TRIBUNAL DE JUSTIÇA DO ESTADO DE SÃO PAULO

Registro: 2021.0000840243

ACÓRDÃO

Vistos, relatados e discutidos estes autos de Apelação / Remessa Necessária nº 1004012-18.2021.8.26.0224, da Comarca de Guarulhos, em que são apelantes E. DE S. P. e J. E. O., é apelado M. E. B. R. (MENOR).

ACORDAM , em sessão permanente e virtual da Câmara Especial do Tribunal de Justiça de São Paulo, proferir a seguinte decisão: Deram provimento em parte aos recursos. V. U. , de conformidade com o voto do relator, que integra este acórdão.

O julgamento teve a participação dos Desembargadores LUIS SOARES DE MELLO (VICE PRESIDENTE) (Presidente sem voto), GUILHERME G. STRENGER (PRES. SEÇÃO DE DIREITO CRIMINAL) E MAGALHÃES COELHO (PRES. DA SEÇÃO DE DIREITO PÚBLICO).

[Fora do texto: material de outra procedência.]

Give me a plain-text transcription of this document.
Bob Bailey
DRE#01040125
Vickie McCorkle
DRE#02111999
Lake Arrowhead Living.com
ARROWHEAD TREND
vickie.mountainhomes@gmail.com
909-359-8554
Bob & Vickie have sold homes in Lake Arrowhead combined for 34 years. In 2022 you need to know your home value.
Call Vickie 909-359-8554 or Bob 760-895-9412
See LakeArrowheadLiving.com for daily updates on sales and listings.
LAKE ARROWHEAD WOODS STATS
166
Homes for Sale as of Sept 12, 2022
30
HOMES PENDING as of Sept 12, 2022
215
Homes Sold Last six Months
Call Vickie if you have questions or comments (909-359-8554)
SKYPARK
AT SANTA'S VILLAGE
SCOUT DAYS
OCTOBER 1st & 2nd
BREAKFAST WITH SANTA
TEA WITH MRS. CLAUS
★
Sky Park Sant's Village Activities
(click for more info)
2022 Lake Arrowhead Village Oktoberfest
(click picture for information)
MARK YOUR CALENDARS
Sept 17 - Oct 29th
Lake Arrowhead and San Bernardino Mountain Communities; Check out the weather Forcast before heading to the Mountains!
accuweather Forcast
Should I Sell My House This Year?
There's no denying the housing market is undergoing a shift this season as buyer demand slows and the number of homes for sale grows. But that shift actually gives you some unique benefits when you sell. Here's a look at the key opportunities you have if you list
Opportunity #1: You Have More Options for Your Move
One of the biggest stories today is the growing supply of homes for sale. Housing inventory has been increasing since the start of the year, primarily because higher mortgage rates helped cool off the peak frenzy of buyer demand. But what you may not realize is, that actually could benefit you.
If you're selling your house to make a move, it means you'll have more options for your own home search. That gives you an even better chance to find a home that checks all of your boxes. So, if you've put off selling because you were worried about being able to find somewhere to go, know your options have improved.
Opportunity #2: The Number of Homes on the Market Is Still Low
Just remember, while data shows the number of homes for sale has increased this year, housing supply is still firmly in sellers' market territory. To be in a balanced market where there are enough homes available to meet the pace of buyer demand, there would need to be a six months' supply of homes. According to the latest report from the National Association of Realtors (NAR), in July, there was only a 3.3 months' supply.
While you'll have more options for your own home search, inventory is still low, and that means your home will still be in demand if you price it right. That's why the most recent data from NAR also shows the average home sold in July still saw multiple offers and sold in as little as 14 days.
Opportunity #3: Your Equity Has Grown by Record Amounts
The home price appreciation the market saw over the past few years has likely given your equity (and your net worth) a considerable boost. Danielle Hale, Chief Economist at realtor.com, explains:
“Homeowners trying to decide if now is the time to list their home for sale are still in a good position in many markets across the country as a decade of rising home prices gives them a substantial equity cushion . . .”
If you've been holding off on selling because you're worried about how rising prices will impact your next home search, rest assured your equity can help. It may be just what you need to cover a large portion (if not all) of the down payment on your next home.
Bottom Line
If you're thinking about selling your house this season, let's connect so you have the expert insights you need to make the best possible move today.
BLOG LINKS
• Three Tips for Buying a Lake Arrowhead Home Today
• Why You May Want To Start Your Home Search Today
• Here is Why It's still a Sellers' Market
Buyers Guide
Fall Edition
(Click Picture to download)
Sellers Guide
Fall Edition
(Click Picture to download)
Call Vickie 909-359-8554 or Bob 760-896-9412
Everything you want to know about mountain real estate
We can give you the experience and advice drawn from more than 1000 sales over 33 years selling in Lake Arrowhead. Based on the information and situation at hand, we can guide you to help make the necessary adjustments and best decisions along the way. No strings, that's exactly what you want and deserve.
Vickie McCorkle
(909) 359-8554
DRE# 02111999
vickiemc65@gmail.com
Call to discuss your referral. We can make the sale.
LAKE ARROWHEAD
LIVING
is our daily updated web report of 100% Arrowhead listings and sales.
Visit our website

São Paulo, 14 de outubro de 2021.

XAVIER DE AQUINO (DECANO)

Relator (a)

Assinatura Eletrônica

PODER JUDICIÁRIO

TRIBUNAL DE JUSTIÇA DO ESTADO DE SÃO PAULO

Apelação Cível e Remessa Necessária nº 1004012-18.2021.8.26.0224

Apelante: Fazenda Pública do Estado de São Paulo

Apelado: M.E.B.R. (criança)

Voto nº: 33.767

Apelação/Remessa Necessária Educação

Ação de Obrigação de Fazer Recurso da Fazenda Pública Estadual contra sentença que julgou procedente pedido de fornecimento de professor auxiliar especializado para acompanhamento diário na escola à criança, portadora de “síndrome de Willians” (CID Q99.8), de modo exclusivo

Cabimento em parte É inquestionável a obrigação cometida ao Poder Público de zelar pelo atendimento integral do indivíduo quanto à sua saúde Direito fundamental à educação de criança portadora de necessidades especiais Previsão pela Constituição Federal e legislação infraconstitucional Princípios da isonomia e da dignidade da pessoa humana, que determinam gestão educacional direcionada à plena e efetiva inclusão de alunos nestas condições Ausência de violação aos princípios da autonomia administrativa e separação dos poderes Impossibilidade da autora ter exclusividade a profissional no auxílio na sala de aula Precedentes desta Câmara Decisão mantida Apelo e remessa necessária parcialmente providos.

Trata-se de remessa necessária e de

recurso de apelação interposto contra a r. sentença de fls.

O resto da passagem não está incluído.